Un vidéo de 35 secondes publié ce dimanche sur Facebook par le journaliste indépendant José L. Tan Estrada montre l'état des toilettes de la Salle de Chirurgie de l'Hôpital Provincial de Camagüey.
Des sols carrelés sales, des déchets débordants, des salles de bains sales et inondées, dans une image de plus en plus courante dans les hôpitaux cubains.
Le centre en question est le Hôpital Clinique Chirurgical Enseignant Manuel Ascunce Domenech, le plus grand de la province, avec 514 lits et 21 salles d'opération, et principale référence en matière de soins chirurgicaux pour toute la région centrale de Cuba.
Ce que montrent les images n'est ni une situation isolée ni récente : le même hôpital accumule des signalements publics de déclin depuis au moins 2023, sans que les autorités sanitaires aient fourni de réponses vérifiables.
En août 2025, des voisins et des patients ont dénoncé des toilettes dans un état de propreté extrême, avec de l'urine stagnante et des toilettes détruites à proximité de la salle de chirurgie du même centre.
Quelques mois plus tard, en novembre de cette année, l'effondrement de plafonds dans les salles d'opération a nécessité la suspension des interventions chirurgicales programmées.
Au début de 2026, de nouvelles images ont mis en évidence des eaux usées sous les lits des patients hospitalisés.
En avril, des eaux stagnantes, des déchets, des tuyaux rouillés, de l'humidité et de la suie ont été signalés dans le sous-sol devant la salle d'opération à accès limité.
En juin, l'Observatoire Cubain des Droits de l'Homme a diffusé des photographies montrant des fuites, une accumulation d'eau, la présence de rongeurs et des dommages dans le Salon de Chirurgie Ambulatoire du même centre.

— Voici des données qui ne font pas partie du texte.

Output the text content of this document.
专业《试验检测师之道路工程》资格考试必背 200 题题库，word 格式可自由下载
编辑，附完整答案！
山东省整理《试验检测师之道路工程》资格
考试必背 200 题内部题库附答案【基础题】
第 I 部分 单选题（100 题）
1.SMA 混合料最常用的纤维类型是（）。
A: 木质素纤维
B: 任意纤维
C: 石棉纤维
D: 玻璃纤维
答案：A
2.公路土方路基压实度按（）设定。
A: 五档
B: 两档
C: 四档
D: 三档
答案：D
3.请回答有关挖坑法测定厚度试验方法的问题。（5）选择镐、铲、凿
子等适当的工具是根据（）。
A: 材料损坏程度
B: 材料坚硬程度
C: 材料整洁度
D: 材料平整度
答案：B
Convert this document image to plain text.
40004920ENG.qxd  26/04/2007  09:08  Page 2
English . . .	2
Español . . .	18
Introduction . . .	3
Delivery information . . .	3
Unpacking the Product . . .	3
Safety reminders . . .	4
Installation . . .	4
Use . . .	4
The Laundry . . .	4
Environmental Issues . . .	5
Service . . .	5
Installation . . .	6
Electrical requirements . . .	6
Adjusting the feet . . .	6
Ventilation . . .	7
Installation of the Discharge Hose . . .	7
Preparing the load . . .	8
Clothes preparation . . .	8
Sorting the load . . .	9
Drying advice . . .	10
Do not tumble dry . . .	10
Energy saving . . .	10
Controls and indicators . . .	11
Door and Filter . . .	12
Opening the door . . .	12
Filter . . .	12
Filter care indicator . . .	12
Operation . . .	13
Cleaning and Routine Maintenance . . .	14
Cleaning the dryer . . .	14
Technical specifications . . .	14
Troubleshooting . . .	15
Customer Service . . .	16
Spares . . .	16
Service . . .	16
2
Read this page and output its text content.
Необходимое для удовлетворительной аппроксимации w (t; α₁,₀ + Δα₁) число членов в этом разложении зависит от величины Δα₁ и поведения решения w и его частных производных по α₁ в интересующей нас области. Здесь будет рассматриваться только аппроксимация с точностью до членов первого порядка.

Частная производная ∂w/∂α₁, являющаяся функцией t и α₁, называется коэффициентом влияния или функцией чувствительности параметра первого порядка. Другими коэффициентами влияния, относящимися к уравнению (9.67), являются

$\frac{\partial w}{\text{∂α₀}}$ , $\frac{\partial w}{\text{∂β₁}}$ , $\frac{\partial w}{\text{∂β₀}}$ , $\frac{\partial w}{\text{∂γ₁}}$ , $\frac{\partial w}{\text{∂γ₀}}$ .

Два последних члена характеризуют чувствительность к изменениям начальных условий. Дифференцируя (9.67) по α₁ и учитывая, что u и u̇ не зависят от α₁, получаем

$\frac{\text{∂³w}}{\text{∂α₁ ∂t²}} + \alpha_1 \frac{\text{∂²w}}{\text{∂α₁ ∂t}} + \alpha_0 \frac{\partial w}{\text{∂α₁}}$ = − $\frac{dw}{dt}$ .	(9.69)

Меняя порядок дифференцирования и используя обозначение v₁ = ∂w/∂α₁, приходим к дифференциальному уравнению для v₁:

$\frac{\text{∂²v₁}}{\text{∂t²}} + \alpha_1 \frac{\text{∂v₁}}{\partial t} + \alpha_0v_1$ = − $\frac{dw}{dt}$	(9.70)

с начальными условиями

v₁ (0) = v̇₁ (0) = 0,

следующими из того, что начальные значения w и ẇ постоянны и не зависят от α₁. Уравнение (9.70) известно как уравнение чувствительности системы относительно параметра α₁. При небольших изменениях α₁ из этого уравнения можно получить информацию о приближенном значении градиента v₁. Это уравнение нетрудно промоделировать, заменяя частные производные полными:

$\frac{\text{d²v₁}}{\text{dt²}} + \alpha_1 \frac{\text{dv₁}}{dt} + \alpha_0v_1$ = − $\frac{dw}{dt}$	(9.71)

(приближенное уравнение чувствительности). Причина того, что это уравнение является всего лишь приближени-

L'effondrement ne se limite pas au Manuel Ascunce Domenech : la crise hospitalière à Camagüey touche plusieurs établissements de la province.
En août de cette année, le hôpital Amalia Simoni a été signalé pour l'abandon de patients qui étaient recouverts d'excréments, sans hygiène ni alimentation adéquate ; l'un d'eux est mort peu après que son cas soit rendu public.
Ce même mois, des rats ont été signalés dans la salle de périnatalité d'un autre hôpital de Camagüey, et en mai 2025, le Hôpital Pédiatrique Eduardo Agramonte Piña a été dénoncé pour des cafards, de l'urine stagnante et de mauvaises odeurs dans ses locaux.
Le régime cubain attribue habituellement ces conditions à l'embargo américain, une affirmation que Tan Estrada réfute directement dans le titre de sa publication : un hôpital avec 21 salles d'opération n'a pas besoin de sanctions externes pour expliquer le ciment éparpillé dans les toilettes de sa salle de chirurgie ni l'accumulation de plaintes qui n'ont pas reçu de réponse institutionnelle depuis plus de trois ans.